Gangsta culture feeds on a destructive energy that festers in our community as a result of systemic white supremacy. Murderers like the one that took Nipsey Hussle are like the roaches that remind us of the stench we’ve grown to ignore. It’s time to ask ourselves some hard questions about the conditions we allow our children to inherit. Is survival of American slavery and white supremacy all that we are leaving our babies? The young men with warrior spirits are actually a God-send. Our people need brothas not afraid of a good battle. But, if we don’t find a constructive way to direct the warriors in our tribe, the community will be their targets.

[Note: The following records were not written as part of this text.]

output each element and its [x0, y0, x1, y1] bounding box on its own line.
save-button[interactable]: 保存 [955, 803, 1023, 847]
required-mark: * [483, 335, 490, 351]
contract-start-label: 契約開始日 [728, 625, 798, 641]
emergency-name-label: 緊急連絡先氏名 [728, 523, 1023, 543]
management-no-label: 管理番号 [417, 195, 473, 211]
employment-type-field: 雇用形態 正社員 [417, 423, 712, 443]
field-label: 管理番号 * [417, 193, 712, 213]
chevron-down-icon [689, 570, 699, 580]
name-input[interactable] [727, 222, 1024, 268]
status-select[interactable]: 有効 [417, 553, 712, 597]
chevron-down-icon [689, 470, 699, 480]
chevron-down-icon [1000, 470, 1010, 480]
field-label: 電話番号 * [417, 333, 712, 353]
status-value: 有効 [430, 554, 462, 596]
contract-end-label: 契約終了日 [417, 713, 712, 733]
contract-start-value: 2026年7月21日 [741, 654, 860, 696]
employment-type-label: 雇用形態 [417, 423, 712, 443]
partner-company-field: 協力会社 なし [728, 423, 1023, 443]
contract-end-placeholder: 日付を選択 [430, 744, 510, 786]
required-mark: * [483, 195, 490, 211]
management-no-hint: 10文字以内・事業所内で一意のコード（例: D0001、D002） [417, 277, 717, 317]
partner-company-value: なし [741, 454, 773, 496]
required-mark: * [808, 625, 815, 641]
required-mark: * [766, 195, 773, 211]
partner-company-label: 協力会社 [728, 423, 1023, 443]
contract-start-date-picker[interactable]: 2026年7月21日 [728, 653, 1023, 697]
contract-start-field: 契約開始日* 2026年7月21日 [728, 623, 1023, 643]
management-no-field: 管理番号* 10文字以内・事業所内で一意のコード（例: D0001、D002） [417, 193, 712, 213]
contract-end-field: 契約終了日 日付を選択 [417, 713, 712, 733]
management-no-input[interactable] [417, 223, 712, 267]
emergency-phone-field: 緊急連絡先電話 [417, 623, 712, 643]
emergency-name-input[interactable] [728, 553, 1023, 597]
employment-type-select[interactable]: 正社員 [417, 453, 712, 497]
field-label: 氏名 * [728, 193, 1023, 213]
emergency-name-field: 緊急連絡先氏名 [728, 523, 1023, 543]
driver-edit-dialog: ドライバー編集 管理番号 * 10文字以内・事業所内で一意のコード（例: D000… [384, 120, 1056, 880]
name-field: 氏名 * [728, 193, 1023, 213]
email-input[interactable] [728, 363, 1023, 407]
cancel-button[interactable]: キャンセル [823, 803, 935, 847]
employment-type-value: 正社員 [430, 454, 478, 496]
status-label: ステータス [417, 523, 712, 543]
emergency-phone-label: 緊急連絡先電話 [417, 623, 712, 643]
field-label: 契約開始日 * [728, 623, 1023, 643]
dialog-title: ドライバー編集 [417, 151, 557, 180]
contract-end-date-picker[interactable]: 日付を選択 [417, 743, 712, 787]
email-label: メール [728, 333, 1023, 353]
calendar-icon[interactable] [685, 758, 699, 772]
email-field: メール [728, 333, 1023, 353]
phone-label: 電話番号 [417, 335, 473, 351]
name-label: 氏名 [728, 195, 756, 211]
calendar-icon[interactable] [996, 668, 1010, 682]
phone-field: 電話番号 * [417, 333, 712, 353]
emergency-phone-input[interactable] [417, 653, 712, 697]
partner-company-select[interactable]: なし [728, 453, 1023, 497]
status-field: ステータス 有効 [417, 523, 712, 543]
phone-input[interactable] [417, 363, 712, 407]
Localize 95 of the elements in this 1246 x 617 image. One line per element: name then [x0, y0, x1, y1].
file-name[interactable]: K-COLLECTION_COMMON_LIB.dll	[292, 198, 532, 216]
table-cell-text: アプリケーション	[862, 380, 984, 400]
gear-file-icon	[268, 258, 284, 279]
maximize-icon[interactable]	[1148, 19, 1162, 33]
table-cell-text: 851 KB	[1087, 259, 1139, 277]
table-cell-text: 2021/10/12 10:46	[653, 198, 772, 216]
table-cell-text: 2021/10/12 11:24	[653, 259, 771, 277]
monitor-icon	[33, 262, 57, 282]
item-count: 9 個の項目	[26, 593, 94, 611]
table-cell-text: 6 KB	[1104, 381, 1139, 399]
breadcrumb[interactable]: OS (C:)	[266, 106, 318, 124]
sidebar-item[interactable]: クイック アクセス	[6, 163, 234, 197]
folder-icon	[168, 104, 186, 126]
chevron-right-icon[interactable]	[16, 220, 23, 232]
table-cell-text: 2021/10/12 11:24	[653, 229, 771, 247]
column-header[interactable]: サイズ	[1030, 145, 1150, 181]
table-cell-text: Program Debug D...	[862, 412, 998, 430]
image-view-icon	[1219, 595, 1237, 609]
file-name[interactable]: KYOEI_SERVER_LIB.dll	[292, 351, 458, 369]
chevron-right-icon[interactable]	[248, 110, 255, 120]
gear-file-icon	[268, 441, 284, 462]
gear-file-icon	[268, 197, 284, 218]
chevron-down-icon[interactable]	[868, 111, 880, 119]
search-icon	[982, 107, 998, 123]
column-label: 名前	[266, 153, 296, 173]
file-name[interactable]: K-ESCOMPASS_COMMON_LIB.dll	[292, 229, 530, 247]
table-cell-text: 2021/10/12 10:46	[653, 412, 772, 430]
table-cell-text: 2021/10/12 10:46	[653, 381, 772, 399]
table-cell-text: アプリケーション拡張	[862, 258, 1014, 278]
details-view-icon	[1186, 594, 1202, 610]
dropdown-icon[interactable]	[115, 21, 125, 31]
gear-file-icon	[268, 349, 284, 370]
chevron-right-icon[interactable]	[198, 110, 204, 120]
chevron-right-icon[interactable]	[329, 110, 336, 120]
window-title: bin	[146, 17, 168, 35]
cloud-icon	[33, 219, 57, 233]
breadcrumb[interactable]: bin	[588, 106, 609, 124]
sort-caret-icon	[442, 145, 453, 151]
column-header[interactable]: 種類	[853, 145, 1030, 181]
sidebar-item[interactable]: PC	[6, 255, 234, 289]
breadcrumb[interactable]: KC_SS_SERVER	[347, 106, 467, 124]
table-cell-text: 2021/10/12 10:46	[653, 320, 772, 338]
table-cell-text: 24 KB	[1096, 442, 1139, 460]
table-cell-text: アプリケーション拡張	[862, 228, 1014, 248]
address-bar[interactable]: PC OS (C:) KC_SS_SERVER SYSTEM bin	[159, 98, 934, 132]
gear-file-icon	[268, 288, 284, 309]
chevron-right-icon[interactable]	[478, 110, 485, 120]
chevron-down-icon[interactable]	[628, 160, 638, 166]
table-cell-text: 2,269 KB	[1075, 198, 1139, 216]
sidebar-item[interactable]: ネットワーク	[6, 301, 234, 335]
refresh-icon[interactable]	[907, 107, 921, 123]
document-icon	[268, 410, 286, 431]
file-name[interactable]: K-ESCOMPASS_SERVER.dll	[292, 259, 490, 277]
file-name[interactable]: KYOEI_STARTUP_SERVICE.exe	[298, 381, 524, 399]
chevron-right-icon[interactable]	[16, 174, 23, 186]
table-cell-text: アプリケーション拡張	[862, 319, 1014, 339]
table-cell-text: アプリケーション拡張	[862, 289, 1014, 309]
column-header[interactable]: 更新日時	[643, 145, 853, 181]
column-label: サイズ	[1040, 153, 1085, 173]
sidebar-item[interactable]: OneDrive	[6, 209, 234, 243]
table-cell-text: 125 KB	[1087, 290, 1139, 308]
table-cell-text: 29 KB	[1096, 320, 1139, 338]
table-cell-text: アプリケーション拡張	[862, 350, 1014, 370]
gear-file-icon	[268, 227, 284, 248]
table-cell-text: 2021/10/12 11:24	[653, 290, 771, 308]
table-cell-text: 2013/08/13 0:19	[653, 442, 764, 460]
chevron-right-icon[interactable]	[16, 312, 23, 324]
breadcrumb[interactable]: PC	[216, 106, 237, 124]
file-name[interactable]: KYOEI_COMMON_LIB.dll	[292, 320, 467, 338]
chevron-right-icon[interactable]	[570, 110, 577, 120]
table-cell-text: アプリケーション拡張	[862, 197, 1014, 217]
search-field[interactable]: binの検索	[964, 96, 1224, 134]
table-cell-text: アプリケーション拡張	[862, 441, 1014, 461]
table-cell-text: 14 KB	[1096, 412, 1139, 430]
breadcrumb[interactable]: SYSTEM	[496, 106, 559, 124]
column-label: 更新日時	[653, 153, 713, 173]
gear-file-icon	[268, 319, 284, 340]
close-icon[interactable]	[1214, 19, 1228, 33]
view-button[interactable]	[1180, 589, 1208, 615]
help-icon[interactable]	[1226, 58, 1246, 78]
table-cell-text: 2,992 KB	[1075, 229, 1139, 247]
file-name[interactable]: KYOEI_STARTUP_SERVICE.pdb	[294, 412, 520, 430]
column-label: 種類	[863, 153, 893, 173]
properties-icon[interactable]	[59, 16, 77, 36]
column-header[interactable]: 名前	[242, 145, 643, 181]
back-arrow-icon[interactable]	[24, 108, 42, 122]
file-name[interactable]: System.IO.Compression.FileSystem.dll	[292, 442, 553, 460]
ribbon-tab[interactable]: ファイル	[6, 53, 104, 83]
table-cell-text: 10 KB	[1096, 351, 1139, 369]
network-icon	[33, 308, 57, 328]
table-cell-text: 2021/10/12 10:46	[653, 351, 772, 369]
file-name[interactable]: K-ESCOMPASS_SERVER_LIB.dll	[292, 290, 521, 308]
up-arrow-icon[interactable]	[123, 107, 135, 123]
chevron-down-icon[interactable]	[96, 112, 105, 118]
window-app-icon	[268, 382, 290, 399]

On the other hand, the oppressive forces in the world know the power of these young brothas. The Black Panthers reminded them. The Haitian rebellion terrified them. Nat Turner had them spooked.
Muhammad Ali had them awed. Malcolm X had them speechless. When Black men access the force of their higher vibration, they become something akin to messiahs. Take an inventory of how many Black men achieve legendary greatness in their chosen fields, and consider the statistically unlikely nature of it. For such a small intersection of humanity, Black and male, it is mathematically improbable that we create so many world-changing, myth-busting, history-making humans. Aside from the aforementioned Malcolm X and Muhammad Ali, consider the greatness of Bob Marley, Nelson Mandela, Marcus Garvey, George Washington Carver, Haile Sellasi, Barack Obama, Tupac Shakur, Luther Vandross, Marvin Gaye, Prince, Patrice Lumumba, Michael Jordan, Jimmy Hendricks, Jomo Kenyata, Michael Jackson, Martin Luther King, Jr., Usain Bolt, Mansa Musa, Hannibal Barker, Ramses the Great, Moses, Frederick Douglass, Stevie Wonder, the original Buddha, and a strong argument for Jesus Christ, Himself.
For what he gave to his community, and the path toward substantial change he was on, I’ll put Nipsey Hussle in this group. Ermias Asgedom, son of an Eritrean father and a Black American mother, embodied the Pan-African spirit of a people returning to greatness. At his funeral, Nipsey’s fiancée Lauren London gave a stoically tearful tribute to her fallen love. She reminded us at the end of her speech, in the words of Nipsey Hussle, ‘The Marathon Continues.’ Our march to freedom is not a sprint.
If one runner falls, we pick up the baton and keep striding. Certainly Nipsey’s East African heritage programmed in him the spirit of endurance. Let his life serve as a reminder that liberation is an endurance struggle, and if God has anything to do with it (and He does) we’ll make it to the finish line of freedom.